Neurological disease suspected to be caused by tick-borne encephalitis virus infection in 6 horses in Switzerland
J Vet Intern Med. 2022;36(6):2254-2262

In horses, TBE virus infection is mostly asymptomatic or takes a subclinical course and does not cause severe illness. However, TBE has been described in horses with signs like ataxia, seizures, and paralysis of the neck and shoulder muscles.

A retrospective study has been conducted in Switzerland from 2011 to 2020, and a total of 74 horses presented with neurologic diseases at an equine hospital were analyzed in detail for various flavivirus infections (e.g., Usutu, West Nile virus and TBE virus).

Sera from nine horses were tested positive in a TBE neutralizing assay. Six of these nine sera were analyzed for TBE IgM antibodies, and TBE virus infection was confirmed in five cases. The six horses lived in TBE endemic areas of Switzerland.

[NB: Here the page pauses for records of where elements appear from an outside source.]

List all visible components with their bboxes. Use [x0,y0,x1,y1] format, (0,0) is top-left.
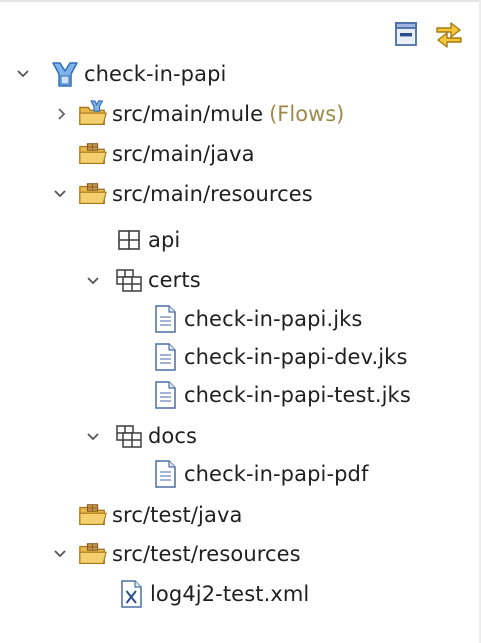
xml-file-icon [116,579,146,609]
tree-item-docs-file-1[interactable]: check-in-papi-pdf [150,456,368,492]
tree-item-certs-file-3[interactable]: check-in-papi-test.jks [150,377,411,413]
tree-item-label: src/main/java [112,142,255,166]
tree-item-label: src/main/resources [112,182,313,206]
tree-item-label: check-in-papi-pdf [184,462,369,486]
tree-item-src-main-java[interactable]: src/main/java [78,136,255,172]
chevron-down-icon [54,190,66,198]
package-icon [114,225,144,255]
tree-item-label: api [148,228,181,252]
tree-item-label: check-in-papi.jks [184,307,363,331]
source-folder-icon [78,139,108,169]
expand-toggle-src-main-resources[interactable] [53,187,67,201]
package-icon [114,421,144,451]
tree-item-src-test-resources[interactable]: src/test/resources [78,536,301,572]
tree-item-api[interactable]: api [114,222,180,258]
mule-source-folder-icon [78,99,108,129]
expand-toggle-project[interactable] [16,67,30,81]
chevron-down-icon [87,277,99,285]
tree-item-label: certs [148,268,201,292]
expand-toggle-src-test-resources[interactable] [53,547,67,561]
flows-decoration: (Flows) [269,102,345,126]
file-icon [150,459,180,489]
expand-toggle-src-main-mule[interactable] [55,107,69,121]
panel-top-border [0,0,481,2]
tree-item-src-main-resources[interactable]: src/main/resources [78,176,313,212]
file-icon [150,380,180,410]
tree-item-label: check-in-papi-dev.jks [184,345,408,369]
file-icon [150,342,180,372]
source-folder-icon [78,179,108,209]
expand-toggle-docs[interactable] [86,430,100,444]
tree-item-docs[interactable]: docs [114,418,197,454]
collapse-all-icon [395,22,417,46]
link-with-editor-button[interactable] [431,15,467,51]
collapse-all-button[interactable] [388,16,424,52]
tree-item-src-test-java[interactable]: src/test/java [78,497,242,533]
tree-item-src-main-mule[interactable]: src/main/mule (Flows) [78,96,344,132]
tree-item-certs-file-1[interactable]: check-in-papi.jks [150,301,362,337]
tree-item-label: docs [148,424,198,448]
tree-item-log4j2-test-xml[interactable]: log4j2-test.xml [116,576,309,612]
tree-item-label: src/test/resources [112,542,301,566]
source-folder-icon [78,539,108,569]
package-icon [114,265,144,295]
project-explorer-panel: check-in-papi src/main/mule (Flows) src/… [0,0,481,643]
chevron-down-icon [17,70,29,78]
chevron-down-icon [54,550,66,558]
tree-item-label: log4j2-test.xml [150,582,310,606]
mule-project-icon [50,59,80,89]
tree-item-label: check-in-papi-test.jks [184,383,411,407]
tree-item-label: src/test/java [112,503,243,527]
tree-item-project[interactable]: check-in-papi [50,56,226,92]
chevron-down-icon [87,433,99,441]
source-folder-icon [78,500,108,530]
file-icon [150,304,180,334]
link-with-editor-icon [436,22,462,48]
tree-item-certs-file-2[interactable]: check-in-papi-dev.jks [150,339,407,375]
tree-item-label: check-in-papi [84,62,227,86]
tree-item-label: src/main/mule [112,102,264,126]
chevron-right-icon [58,108,66,120]
tree-item-certs[interactable]: certs [114,262,201,298]
expand-toggle-certs[interactable] [86,274,100,288]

Although no validated treatment of TBE virus infection in horses is available, five of the six horses were treated with nonsteroidal anti-inflammatory drugs, corticosteroids, dimethylsulfoxide, antimicrobials, valacyclovir and vitamin E. Three horses fully recovered after three to four months, two horses still showed residual signs of ataxia after 12 months, and one of the six horses died.

This study indicates that TBE virus infection in horses can exhibit signs of neurologic disease. Therefore, awareness among horse owners and veterinarians should be raised, especially in TBE-endemic areas.

Furthermore, the establishment of harmonized laboratory diagnostic criteria would help to address the issue of diagnostic cross-reactions.